Il est recommandé de faire une ou deux séries d'échauffement supplémentaires. Cela vous permettra d'atteindre progressivement votre poids de travail optimal. Le poids idéal se situe généralement entre 100 et 120 kg. Cependant, le poids n'est pas l'élément le plus important de votre entraînement.
La qualité d'exécution prime toujours sur la charge utilisée. Focalisez-vous sur la technique plutôt que sur les kilos. Cette approche garantit de meilleurs résultats et réduit les risques de blessure. Prenez le temps nécessaire pour vos séries d'échauffement avant les séries effectives.

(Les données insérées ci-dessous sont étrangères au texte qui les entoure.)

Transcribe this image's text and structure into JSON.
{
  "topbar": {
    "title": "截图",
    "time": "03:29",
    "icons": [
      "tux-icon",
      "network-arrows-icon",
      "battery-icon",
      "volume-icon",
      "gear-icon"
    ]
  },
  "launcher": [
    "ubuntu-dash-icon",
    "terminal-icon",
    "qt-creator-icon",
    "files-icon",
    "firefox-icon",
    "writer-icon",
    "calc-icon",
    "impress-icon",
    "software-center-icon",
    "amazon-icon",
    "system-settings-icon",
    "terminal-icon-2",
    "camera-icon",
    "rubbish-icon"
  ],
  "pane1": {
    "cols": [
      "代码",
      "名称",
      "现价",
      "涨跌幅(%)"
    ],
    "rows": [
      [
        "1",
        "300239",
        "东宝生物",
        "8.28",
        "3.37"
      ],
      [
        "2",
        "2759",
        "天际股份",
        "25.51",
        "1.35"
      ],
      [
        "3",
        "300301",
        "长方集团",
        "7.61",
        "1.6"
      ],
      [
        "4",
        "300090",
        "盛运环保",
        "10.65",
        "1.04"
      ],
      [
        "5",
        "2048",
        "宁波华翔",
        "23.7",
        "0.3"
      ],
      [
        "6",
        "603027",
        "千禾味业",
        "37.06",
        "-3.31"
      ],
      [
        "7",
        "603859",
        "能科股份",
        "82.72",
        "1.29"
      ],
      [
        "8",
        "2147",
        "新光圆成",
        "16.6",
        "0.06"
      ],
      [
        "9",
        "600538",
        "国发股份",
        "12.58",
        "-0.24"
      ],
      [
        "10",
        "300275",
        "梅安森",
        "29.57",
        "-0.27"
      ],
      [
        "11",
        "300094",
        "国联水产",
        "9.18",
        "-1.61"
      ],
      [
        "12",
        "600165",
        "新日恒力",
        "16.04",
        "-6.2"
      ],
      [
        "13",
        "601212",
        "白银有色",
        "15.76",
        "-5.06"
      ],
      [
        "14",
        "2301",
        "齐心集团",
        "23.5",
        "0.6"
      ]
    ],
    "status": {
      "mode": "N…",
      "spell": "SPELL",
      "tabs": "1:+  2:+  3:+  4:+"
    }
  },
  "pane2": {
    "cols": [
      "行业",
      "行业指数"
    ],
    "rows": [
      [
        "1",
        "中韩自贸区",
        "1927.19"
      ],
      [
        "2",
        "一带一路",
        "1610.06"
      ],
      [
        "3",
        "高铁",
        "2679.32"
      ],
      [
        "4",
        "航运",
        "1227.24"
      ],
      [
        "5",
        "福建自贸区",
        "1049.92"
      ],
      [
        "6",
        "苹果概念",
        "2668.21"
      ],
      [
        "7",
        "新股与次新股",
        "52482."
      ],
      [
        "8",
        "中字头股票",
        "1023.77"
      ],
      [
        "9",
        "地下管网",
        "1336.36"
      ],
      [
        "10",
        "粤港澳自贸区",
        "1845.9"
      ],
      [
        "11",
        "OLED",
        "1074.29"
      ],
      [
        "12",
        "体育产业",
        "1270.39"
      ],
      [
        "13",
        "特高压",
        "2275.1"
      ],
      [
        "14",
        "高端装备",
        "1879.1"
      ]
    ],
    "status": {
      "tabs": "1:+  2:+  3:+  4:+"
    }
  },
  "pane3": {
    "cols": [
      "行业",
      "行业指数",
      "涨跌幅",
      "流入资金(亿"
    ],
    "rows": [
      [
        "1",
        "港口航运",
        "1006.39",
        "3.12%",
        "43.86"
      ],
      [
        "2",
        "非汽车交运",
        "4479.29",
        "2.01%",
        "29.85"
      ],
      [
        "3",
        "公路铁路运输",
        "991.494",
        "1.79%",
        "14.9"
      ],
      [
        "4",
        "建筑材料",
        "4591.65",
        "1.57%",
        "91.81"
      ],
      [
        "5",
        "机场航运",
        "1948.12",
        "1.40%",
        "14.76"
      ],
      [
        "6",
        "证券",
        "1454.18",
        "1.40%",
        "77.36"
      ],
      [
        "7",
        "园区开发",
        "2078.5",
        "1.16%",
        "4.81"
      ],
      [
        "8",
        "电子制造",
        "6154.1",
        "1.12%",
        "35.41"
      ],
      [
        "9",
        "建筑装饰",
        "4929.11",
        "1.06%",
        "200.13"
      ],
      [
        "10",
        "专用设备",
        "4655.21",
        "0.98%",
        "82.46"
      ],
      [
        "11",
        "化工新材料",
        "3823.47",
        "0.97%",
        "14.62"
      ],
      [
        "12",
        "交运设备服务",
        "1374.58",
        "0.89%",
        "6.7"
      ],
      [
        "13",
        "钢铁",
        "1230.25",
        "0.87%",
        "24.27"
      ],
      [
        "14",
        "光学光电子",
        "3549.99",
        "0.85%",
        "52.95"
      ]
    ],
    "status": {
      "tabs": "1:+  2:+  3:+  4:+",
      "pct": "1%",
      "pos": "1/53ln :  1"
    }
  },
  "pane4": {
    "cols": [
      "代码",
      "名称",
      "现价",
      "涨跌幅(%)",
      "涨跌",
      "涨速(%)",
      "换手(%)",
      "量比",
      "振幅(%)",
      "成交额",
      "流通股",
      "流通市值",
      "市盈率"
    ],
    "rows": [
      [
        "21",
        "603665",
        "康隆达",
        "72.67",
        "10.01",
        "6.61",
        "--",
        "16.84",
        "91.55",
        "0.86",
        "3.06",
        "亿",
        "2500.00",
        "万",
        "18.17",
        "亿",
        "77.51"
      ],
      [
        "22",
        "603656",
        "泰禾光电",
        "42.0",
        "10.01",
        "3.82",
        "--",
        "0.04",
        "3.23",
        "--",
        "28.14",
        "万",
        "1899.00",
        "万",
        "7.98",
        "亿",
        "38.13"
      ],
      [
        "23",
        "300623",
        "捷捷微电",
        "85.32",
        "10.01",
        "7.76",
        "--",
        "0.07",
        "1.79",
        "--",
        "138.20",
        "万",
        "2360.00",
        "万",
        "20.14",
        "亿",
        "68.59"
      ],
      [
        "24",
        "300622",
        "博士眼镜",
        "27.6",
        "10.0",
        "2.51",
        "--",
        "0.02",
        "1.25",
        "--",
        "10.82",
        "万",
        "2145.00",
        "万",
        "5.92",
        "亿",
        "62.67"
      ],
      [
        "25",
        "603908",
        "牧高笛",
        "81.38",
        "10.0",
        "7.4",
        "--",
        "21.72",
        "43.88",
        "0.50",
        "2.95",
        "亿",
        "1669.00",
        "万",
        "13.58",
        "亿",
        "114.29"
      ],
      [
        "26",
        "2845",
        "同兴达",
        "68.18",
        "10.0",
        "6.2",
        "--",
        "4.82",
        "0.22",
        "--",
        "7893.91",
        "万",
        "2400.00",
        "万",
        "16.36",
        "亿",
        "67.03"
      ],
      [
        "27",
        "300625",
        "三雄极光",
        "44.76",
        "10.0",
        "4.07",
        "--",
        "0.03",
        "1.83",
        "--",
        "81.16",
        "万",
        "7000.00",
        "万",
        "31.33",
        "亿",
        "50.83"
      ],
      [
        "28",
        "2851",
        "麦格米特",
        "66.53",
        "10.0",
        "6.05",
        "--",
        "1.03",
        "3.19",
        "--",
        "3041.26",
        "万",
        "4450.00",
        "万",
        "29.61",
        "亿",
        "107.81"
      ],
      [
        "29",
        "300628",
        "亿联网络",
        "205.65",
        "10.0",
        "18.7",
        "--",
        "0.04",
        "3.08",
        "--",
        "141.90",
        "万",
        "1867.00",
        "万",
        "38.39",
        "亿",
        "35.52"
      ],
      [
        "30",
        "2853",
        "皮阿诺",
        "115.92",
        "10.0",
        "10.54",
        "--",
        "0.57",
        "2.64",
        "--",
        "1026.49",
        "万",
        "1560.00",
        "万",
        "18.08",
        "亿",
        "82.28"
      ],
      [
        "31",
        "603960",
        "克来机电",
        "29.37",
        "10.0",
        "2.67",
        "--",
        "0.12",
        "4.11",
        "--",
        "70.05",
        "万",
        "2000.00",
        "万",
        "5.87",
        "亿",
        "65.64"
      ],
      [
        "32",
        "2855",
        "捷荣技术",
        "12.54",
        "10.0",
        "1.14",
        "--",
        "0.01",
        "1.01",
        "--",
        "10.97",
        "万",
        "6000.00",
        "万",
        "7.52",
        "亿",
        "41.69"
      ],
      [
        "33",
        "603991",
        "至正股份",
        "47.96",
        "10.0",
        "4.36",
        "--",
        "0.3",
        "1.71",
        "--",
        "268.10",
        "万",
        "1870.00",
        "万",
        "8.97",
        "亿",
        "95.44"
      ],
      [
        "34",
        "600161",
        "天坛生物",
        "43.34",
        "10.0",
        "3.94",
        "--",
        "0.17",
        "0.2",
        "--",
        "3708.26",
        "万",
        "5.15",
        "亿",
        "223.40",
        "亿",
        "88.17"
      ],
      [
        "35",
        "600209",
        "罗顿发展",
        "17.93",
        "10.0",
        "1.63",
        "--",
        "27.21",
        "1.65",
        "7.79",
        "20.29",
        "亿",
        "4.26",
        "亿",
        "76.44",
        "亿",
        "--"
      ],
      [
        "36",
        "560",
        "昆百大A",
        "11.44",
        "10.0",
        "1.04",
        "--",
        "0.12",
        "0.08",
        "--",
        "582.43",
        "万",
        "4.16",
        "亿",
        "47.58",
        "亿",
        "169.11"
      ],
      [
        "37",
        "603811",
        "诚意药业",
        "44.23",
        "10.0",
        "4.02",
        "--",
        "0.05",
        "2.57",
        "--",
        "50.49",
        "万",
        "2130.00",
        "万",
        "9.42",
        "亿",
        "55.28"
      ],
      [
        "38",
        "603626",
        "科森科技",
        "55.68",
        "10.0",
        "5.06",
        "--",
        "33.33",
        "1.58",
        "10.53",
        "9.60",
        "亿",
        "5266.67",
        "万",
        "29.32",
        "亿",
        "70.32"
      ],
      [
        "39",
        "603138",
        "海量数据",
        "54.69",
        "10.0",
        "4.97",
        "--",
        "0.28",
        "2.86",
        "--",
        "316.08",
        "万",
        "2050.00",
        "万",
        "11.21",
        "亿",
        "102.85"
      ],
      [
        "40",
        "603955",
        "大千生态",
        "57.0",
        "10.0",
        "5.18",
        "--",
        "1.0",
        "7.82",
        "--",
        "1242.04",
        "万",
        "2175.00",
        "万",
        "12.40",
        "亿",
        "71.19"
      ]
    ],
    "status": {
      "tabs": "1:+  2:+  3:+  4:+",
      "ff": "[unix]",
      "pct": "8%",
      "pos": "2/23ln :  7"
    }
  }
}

– Exercice numéro 1 : Squat avant
Pour cet exercice, 110 kg permettent de réaliser 8 répétitions correctement. Le poids convient parfaitement pour les 3 autres séries à venir. L'exercice comprend 4 séries au total avec ce poids de travail.
Récupération adaptée
La récupération doit être ajustée selon votre niveau d'entraînement. Une récupération de 45 secondes à 1 minute convient généralement bien. Vous devez adapter ce temps selon vos capacités personnelles. Cette flexibilité permet d'optimiser votre progression.
Lors de la 4ème série, l'objectif reste d'atteindre 8 répétitions minimum. La série se déroule : 1, 2, 3, 4, 5, 6, 7, 8 répétitions. Les 4 séries sont ainsi terminées avec succès.
Avantages du squat avant
Le squat avant présente des bénéfices spécifiques pour votre posture. Votre buste reste beaucoup plus redressé pendant l'exécution. Cette position réduit considérablement les douleurs lombaires. Elle augmente également la pression sur les quadriceps.
Cette particularité rend l'exercice très intéressant pour la suite de la séance. Le deuxième exercice pourra cibler davantage les ischio-jambiers et les fessiers. Cette complémentarité optimise le travail de l'ensemble du bas du corps.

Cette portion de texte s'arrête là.